23 September 2007

Have some apparatus

Copy of a letter to a philosopher

When I met you I referred to my constant altercations with Rosalind Heywood about the expensiveness of apparatus. People (including journalists before they stopped interviewing us) have always liked to talk about our need for apparatus, as if it was the only thing we were short of, and as if it could be of any use without salaries, a hotel environment and ancillary staff. They apparently liked to think of me being even worse off than I was, actually spending my own impoverished, statusless time taking readings on a piece of experimental equipment! Which is an exceedingly slow way of getting information to process, and I never thought I would be able to do it.

Apparatus was what we were most often offered, either as a gift of other people’s cast-offs or (less often) bought, very cheaply, especially for us, without any offer of even a partial contribution to our running-costs while we used it.
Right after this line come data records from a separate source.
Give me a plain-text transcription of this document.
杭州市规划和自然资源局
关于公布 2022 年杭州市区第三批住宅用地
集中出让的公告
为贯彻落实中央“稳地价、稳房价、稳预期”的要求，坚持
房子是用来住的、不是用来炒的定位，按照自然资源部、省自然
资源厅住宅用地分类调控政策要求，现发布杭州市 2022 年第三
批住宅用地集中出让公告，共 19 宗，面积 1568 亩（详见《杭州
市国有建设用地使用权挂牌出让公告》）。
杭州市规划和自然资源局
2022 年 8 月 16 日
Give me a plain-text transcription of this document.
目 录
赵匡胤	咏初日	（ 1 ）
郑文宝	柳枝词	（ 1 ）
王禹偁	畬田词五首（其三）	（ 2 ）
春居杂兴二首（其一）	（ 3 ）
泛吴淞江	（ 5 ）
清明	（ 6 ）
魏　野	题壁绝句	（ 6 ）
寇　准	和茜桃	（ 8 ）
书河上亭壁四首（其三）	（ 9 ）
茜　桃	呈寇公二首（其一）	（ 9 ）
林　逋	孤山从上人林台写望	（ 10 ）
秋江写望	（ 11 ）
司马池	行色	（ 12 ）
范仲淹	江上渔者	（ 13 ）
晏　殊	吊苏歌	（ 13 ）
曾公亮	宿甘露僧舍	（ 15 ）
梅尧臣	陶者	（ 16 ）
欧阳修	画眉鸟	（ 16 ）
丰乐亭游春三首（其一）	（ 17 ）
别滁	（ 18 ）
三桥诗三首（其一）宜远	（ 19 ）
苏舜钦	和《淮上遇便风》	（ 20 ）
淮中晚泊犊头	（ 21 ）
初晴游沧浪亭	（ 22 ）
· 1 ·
I used to call this ‘the treadmill syndrome’.

To go back to the beginning; when I was thrown out at the end of the ruined education, I needed an academic career with professorial status and a hotel environment; I did not want to do experimental work of any kind (i.e. doing work on one piece of equipment myself, in person), although I saw that I might have to do so in working my way back into a university career and, if I had, I would have had to be paid enough (as a minimum) to employ a research assistant.

Being head of a department with several people working with a large number of pieces of apparatus producing several streams of information, in the way Professor Eysenck was, would have been (and still would be) a different matter altogether; that would have been a tolerable possibility, although to make it more than just tolerable, it would need to be on a large enough scale to include residential college (hotel) facilities. That was what I was trying to set up when Rosalind destroyed my hopes of support from Sir George, Salter et al.

Rather than continuing to work as a secretary to Professors nominated by Rosalind, whether in a new organisation under her auspices or at the Society for Psychical Research, I withdrew from the plans for the new organisation, which had now become her organisation with Sir George and Salter dancing to her tune, and resigned from the SPR so that I was clearly dependent on what I could get by appealing for money.

So far as I was concerned, I was not in a position to do anything, but Rosalind put me under pressure to ‘do work’ of a pointless kind, even in such bad circumstances.

I could not point out anything realistic, such as that before I had a hotel environment doing anything would be negative, in no way positive, and my life was bad enough as it was. I knew that whenever I had said anything realistic about what I needed, Rosalind had used it to arouse a storm of hatred and disgust against me. So I confined myself to pointing out that even one of the type of EEG I might use would cost a good deal of money, and that I had nowhere to put it. (I did not say, which was more to the point, that I could not afford a research assistant to work it.) This led to many painful and unrealistic conversations in which Rosalind suggested, for example, that I might put it in my parents’ house in Kidlington (they had moved to Oxford by that time). ‘There is no room large enough’, I said, ‘There is only a box-room’. ‘You could have a smaller model with fewer channels’, she said. ‘It wouldn’t be possible to get it up the stairs’, I said. ‘You could hoist it through a window’, she said. ‘The window isn’t large enough’, I said. ‘You could have an even smaller EEG with fewer channels’, she said. And so on.

I should like to point out that when I was thrown out at the end of the ruined education I had no plans to do research in any field connected with psychical research. I had read Myers’s Human Personality in Somerville Library but at that stage I thought that even if there was anything in any of the supposed phenomena, it was not obvious to me how research on it could be done. I did not feel tempted to repeat the sort of statistical experiment which I had read about, in which some controversial ‘evidence’ for ESP was produced. This did not seem to me to advance matters at all, and doing it would be very labour-intensive.

When I arrived at the SPR I started a plan to set up a research institute of my own, but that was because I needed an institutional and hotel environment. I started doing this before I had any definite views about the likelihood of any of the phenomena being genuine or, if they were, what the best ways of getting to grips with them would be.

My ideas about these things evolved gradually. I was in contact with people who reported various experiences and also had available the past research records of the SPR. Also I had to think how to make the best of the various opportunities which came my way. I would never have thought, myself, of doing a mass ESP experiment, but Cecil King required it and offered access to his publications to do it in. Therefore, to improve the shining hour and make it a bit less futile, I tried to think of a prediction simple enough to be tested in such circumstances and, as it happened, it worked at the level of significance normally required.